Obispo barranquillero asume cargo clave en una de las basílicas más sagradas del mundo
Monseñor Luis Manuel Alí Herrera, nacido en Barranquilla, fue designado Vicario del Arcipreste de la Basílica Papal de Santa María la Mayor en Roma, uno de los templos más importantes del catolicismo. El religioso, quien además se desempeña como secretario de la Pontificia Comisión para la Protección de Menores desde 2024, ahora coordina actividades litúrgicas y pastorales en el santuario fundado en el siglo IV. Su nombramiento representa un reconocimiento a su trayectoria y fortalece la presencia colombiana en el Vaticano.
Un barranquillero ha llegado a ocupar uno de los cargos más relevantes en el corazón espiritual de Roma. Monseñor Luis Manuel Alí Herrera fue designado recientemente como Vicario del Arcipreste de la Basílica Papal de Santa María la Mayor, un nombramiento que lo posiciona en una posición estratégica dentro de la Iglesia católica mundial.
Alí Herrera nació el 2 de mayo de 1967 en Barranquilla. Estudió Teología y Psicología en la Pontificia Universidad Gregoriana de Roma y fue ordenado sacerdote en 1992. Su carrera dentro de la Iglesia ha estado marcada por el trabajo en temas sensibles. Desde 2015 forma parte de la Pontificia Comisión para la Protección de Menores, y desde marzo de 2024 se desempeña como secretario de esa comisión, cargo que seguirá ocupando mientras desarrolla su nuevo rol en Roma.
En 2015 fue nombrado obispo auxiliar de Bogotá, paso que precedió a su actual designación en el Vaticano. Ahora trabaja directamente con el cardenal Rolandas Makrickas coordinando todas las actividades litúrgicas, pastorales y espirituales de la basílica. Además, puede actuar en representación del Arcipreste en caso de ausencia, lo que refleja la confianza que han depositado en su liderazgo.

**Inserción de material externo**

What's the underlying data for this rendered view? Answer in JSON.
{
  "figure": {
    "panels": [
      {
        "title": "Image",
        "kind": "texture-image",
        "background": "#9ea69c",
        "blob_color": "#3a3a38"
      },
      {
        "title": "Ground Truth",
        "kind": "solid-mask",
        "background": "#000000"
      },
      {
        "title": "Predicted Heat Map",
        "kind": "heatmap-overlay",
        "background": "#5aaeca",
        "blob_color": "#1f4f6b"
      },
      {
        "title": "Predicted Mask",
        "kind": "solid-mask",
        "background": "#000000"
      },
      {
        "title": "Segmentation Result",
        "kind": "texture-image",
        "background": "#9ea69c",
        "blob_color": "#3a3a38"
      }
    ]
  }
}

La Basílica de Santa María la Mayor no es cualquier templo. Fundada en el siglo IV, es el santuario mariano más antiguo de Occidente y uno de los lugares más simbólicos del catolicismo. En sus muros reposan los restos del papa Francisco en una tumba de característica sencillez. Allí también se venera la imagen de la Salus Populi Romani, una representación profundamente venerada por los fieles que ha recibido visitas de papas antes y después de sus viajes apostólicos.
La Conferencia Episcopal de Colombia vio en este nombramiento un "reconocimiento a su trayectoria pastoral" del obispo colombiano. Su llegada a este cargo refuerza el vínculo entre Colombia y el Vaticano, posicionando a Alí Herrera como uno de los representantes colombianos con mayor visibilidad en la estructura actual de la Iglesia católica.